# Clipping a nigerian buck



## BrokenArrowRanch (Jun 6, 2013)

So I plan on showing a buck and doe in a couple weeks. I'm finishing my clipping today and have a weird question. On udders we clip really short. Do I need to do anything on my bucks.... male bits? 

Also any tips to clip their face. I'm getting it done but they sure hate it. There's no way I can clip their ears.


----------



## KW Farms (Jun 21, 2008)

No, you usually don't need to trim at all because the hair is already really short. If there is any longer hair, you can trim up a bit to clean up, but other than that, usually nothing is needed.
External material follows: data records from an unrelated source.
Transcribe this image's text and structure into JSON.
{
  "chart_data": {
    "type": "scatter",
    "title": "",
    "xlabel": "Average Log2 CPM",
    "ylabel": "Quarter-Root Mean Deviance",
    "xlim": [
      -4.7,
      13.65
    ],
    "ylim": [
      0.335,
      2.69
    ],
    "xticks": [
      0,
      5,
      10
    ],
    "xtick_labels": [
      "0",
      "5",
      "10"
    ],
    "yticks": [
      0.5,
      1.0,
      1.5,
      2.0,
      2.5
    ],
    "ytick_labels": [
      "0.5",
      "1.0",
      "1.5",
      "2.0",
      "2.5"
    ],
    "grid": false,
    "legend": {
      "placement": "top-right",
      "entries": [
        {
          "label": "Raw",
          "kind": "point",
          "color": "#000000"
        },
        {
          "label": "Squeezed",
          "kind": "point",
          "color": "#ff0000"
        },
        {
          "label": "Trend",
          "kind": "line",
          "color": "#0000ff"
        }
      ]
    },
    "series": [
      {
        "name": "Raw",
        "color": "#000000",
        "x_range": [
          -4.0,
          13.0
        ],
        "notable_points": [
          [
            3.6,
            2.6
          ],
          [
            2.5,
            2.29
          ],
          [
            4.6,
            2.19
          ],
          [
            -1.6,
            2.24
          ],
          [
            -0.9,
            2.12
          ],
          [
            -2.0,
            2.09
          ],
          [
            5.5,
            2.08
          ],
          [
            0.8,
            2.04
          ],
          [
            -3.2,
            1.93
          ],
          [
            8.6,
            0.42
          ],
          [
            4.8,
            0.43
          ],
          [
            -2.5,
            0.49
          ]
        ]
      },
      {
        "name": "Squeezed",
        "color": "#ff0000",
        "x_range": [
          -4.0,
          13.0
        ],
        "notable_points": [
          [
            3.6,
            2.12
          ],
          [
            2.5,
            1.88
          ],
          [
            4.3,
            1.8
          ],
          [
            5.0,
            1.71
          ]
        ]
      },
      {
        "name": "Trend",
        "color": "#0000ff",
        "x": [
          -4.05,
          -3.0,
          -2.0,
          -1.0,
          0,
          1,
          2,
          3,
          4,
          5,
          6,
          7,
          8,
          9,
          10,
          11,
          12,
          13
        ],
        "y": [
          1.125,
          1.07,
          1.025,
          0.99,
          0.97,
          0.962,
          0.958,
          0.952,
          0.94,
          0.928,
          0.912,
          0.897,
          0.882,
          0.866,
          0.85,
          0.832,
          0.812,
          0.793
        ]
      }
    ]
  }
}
I hold onto their beard while I trim the face. Seems to keep them steady. I'll usually use my leg/knee to brace them a bit as I'm clipping. Seems to work for me. They sometimes put up a fight at first, but calm down quickly.


----------



## IHEARTGOATS (Jun 14, 2016)

Don't cut off his beard


----------



## billiejw89 (May 7, 2014)

Blue cactus dairy goats has awesome clipping videos on YouTube for both does and bucks! I learned a lot


----------



## BrokenArrowRanch (Jun 6, 2013)

So I got most of the clipping done. Except his face. Will work on it tonight. He had stood tied for a long time while I worked on the other girls. I didn't want to fight him over it.
Another question. Some of my goats have dandruff. I didn't wash them before clipping. Should I wash them with a dandruff shampoo?


----------



## Goatzrule (Feb 7, 2013)

I only clip off the beard if its soaked in pee. You can wash them after it wouldnt hurt. I use dawn soap works better with the pee stains


----------



## BrokenArrowRanch (Jun 6, 2013)

Here's the handsome man with one of my does. I'll have to do some touch up right before show but they both look pretty good to me.


----------



## ksalvagno (Oct 6, 2009)

Love his beard!


----------



## BrokenArrowRanch (Jun 6, 2013)

Well the doe didn't place because she was dry but both judges really liked her. My buck in the first class was next to last because he was non cooperative. Second ring he won 3rd place out of 9. And acted like he'd done it every day of his life


----------